"I think it's bearable now, but you know in the next couple of years traffic is just going to keep increasing," Hain said. "You're going to have a safety problem."
County Planning Director Robert C. Arch said the study is required by the Intermodal Surface Transportation Efficiency Act. Projects that aren't listed in the final draft of the study won't be eligible for federal funds, Arch said.
Arch said the cost estimates in the study are rough. Arch said the plan would need to be updated about every five years.
County Commissioner James R. Wade noted that the Halfway/I-81 interchange upgrade - recommended at a cost of $8.6 million - has been the county's top priority because of the development of the nearby Newgate Industrial Park.
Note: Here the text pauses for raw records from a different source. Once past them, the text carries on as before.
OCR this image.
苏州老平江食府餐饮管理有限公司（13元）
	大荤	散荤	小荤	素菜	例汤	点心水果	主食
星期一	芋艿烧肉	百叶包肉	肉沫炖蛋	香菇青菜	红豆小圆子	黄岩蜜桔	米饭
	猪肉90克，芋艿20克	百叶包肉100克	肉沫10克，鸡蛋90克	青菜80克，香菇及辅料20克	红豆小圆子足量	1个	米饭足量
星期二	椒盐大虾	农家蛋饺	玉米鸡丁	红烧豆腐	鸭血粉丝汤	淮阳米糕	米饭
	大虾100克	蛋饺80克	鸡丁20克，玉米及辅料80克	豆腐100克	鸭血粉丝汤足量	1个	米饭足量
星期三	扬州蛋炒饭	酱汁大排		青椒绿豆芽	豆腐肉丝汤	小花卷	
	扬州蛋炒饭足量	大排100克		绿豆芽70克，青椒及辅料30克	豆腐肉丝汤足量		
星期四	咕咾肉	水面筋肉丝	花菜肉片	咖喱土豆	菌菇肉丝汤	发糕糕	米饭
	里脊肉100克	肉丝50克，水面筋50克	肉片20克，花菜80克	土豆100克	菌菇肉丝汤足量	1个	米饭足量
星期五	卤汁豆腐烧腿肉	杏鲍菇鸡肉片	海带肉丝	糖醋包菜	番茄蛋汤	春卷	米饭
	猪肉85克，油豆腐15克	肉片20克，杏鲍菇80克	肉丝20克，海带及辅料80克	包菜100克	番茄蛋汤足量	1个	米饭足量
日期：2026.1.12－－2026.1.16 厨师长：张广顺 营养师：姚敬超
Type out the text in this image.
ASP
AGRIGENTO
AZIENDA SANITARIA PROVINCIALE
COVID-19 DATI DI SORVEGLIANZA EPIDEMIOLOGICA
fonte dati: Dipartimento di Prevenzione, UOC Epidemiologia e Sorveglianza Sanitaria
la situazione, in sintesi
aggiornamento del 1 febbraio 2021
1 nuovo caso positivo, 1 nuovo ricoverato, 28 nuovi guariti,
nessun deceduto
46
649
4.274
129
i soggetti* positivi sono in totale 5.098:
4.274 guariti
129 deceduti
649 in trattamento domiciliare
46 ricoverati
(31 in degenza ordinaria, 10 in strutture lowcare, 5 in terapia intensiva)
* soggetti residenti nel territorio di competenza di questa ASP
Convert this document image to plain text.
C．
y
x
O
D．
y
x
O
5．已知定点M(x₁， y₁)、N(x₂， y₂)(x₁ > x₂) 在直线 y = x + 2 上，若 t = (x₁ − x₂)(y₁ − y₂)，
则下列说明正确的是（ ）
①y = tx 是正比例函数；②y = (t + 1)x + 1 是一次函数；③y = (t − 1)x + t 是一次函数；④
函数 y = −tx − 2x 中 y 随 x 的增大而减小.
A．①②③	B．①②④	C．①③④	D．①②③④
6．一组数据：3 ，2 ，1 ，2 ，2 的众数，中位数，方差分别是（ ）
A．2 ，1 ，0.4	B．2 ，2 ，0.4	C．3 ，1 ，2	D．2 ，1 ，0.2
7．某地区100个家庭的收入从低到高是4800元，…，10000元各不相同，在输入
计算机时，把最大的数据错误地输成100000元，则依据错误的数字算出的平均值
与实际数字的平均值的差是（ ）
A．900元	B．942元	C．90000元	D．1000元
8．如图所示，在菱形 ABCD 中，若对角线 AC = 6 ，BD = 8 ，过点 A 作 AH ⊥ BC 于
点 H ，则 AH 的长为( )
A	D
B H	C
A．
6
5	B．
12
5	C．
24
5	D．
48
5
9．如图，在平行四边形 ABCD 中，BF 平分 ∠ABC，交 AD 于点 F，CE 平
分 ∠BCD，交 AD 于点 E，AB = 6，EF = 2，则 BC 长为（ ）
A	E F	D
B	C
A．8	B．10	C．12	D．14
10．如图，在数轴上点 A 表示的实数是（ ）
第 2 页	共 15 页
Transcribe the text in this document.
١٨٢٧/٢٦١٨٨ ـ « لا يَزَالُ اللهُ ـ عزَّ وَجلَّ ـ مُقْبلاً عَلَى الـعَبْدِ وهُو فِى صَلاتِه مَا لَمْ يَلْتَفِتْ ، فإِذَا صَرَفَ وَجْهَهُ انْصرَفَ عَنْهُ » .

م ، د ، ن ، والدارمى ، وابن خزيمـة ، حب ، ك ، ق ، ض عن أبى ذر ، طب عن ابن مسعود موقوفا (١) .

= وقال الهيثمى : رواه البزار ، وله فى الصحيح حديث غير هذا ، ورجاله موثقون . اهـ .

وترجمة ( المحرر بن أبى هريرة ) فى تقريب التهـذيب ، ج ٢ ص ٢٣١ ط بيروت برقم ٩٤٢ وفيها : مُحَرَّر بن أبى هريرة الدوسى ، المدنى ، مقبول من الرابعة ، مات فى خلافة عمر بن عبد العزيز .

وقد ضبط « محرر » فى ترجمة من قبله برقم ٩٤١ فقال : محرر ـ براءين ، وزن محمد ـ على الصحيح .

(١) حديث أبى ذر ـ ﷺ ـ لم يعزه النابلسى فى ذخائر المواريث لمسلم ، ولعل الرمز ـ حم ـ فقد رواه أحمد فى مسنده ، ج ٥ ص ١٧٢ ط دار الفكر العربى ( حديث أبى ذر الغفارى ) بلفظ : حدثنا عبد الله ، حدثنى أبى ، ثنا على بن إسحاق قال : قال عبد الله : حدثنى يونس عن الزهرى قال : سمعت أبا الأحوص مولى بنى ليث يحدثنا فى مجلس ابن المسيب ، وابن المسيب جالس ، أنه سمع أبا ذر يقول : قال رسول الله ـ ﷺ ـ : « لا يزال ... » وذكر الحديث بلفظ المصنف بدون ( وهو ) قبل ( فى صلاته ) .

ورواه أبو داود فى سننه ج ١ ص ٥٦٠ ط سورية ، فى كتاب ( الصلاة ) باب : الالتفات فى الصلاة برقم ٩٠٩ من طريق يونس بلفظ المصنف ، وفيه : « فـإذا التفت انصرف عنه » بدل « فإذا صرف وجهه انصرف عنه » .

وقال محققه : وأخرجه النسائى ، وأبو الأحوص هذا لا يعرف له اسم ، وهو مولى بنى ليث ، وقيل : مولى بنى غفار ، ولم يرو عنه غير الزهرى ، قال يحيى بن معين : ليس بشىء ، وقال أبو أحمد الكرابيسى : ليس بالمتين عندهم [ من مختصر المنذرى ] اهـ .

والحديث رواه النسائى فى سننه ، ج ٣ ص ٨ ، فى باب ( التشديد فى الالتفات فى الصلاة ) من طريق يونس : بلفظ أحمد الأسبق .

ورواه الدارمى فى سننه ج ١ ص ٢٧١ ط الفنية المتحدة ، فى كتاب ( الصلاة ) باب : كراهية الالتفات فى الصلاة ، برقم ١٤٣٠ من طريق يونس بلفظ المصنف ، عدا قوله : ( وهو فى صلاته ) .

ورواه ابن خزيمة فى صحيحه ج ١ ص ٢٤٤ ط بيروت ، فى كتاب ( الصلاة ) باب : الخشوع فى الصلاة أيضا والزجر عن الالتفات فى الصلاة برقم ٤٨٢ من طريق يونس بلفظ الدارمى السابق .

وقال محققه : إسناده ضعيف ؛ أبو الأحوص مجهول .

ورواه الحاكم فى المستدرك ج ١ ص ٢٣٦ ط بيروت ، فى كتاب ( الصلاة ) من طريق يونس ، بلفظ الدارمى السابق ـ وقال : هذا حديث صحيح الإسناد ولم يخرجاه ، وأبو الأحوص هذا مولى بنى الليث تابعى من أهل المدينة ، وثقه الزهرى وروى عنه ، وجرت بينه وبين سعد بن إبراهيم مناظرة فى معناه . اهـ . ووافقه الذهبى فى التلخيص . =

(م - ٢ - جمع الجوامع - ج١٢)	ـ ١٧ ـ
The two-year study for the Hagerstown/Eastern Panhandle Metropolitan Planning Organization sets priorities for transportation projects and will be open to public comment at six public hearings starting this month.
BMI, a Vienna, Va., consulting firm, wrote the draft version of the study with input from state and local authorities.
The recommended projects don't include $185 million in projects that already have been approved for funding, including the $14 million interchange at Downsville Pike and Interstate 70 and the $94 million upgrade of W.Va. 9 between Charles Town and Martinsburg.
Public hearings on the draft plan will be held Feb. 18, Feb. 20 and Feb. 25.
On Feb. 18, hearings will be at 6 p.m. in the first floor conference room of the County Administration Building at 100 W.Washington St., Hagerstown, and at 7:30 p.m. in the Commissioners Chambers in the Berkeley County Courthouse in Martinsburg.
On Feb. 20, hearings will be held at 6 p.m. in the Smithsburg Town Hall and at 7:30 p.m. in the Boonsboro Town Hall.
On Feb. 22, hearings will be held at 6 p.m. in the Ranson (W.Va.) City Hall and at 7:30 p.m. in Reynolds Hall at Shepherd College in Shepherdstown, W.Va.
After public input, a final version of the study will be prepared, Arch said.